Development of a neural network system for air accidents forecasting and safety risks management based on retrospective data including many parameters and text event descriptions.
Developing a method of applying deep neural networks for effectively solving problems of constructing multidimensional dynamic event models and forecasting the probability of events occurrence, characterized by parameters vector and text descriptions on expanded samples.
Developing special software for multidimensional modelling, factor analysis and forecasting events, that affect economic values using large amounts of retrospective data (Big Data), including unstructured text information.
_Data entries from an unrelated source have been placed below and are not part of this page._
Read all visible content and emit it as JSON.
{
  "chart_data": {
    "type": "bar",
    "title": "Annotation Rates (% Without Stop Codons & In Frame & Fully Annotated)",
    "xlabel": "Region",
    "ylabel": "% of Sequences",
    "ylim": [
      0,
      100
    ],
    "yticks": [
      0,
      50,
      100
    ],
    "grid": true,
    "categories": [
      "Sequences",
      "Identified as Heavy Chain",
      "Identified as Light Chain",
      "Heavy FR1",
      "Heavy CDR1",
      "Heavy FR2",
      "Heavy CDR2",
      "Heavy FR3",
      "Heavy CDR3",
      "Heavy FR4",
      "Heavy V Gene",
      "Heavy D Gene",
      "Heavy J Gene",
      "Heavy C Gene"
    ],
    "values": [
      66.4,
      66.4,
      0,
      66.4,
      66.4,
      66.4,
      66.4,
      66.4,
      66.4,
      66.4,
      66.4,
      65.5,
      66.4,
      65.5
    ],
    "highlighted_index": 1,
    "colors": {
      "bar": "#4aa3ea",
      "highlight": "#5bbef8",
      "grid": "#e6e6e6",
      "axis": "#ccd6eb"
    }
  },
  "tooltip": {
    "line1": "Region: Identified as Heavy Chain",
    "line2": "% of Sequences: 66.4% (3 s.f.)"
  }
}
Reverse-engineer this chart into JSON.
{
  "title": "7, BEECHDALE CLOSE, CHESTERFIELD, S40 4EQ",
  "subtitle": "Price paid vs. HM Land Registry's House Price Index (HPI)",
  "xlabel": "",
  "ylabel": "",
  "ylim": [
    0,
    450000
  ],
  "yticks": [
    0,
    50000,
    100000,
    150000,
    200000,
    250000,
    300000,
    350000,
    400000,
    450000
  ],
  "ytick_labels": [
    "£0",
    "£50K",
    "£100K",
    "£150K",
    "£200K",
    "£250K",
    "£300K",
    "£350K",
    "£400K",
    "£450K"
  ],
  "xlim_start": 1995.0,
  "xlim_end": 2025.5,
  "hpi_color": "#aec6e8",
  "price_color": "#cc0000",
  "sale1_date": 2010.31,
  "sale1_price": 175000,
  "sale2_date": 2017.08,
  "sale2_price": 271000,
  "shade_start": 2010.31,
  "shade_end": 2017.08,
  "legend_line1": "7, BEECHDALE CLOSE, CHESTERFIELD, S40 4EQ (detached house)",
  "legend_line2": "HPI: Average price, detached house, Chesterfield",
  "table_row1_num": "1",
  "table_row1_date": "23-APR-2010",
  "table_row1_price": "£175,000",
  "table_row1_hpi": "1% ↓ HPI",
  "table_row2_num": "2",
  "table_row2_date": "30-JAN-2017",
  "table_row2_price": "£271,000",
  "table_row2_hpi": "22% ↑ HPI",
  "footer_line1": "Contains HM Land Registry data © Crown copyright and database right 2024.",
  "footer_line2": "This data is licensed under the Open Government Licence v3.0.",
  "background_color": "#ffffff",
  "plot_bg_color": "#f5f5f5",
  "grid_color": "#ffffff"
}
глубокие нейронные сети; рекуррентные нейронные сети; LSTM-сети; многомерное прогнозирование; факторный анализ; проклятие размерности; Big Data; экономические прогнозы; прогнозирование событий
deep neural networks; recurrent neural networks; LSTM-networks, multi-dimensional forecast, factor analysis, curse of dimensionality, Big Data; economic forecast; event forecast
Problem description, research relevance substantiation:
Nowadays the Customers of Industrial Partner (mostly air companies) fove no modern system for forecasting risk events and factor analysis for risk management from historical observations of events numerical and textual descriptions. Due to this, there are economic and production losses and difficulties in developing methods for reducing risks of potential catastrophic events that have high social resonance.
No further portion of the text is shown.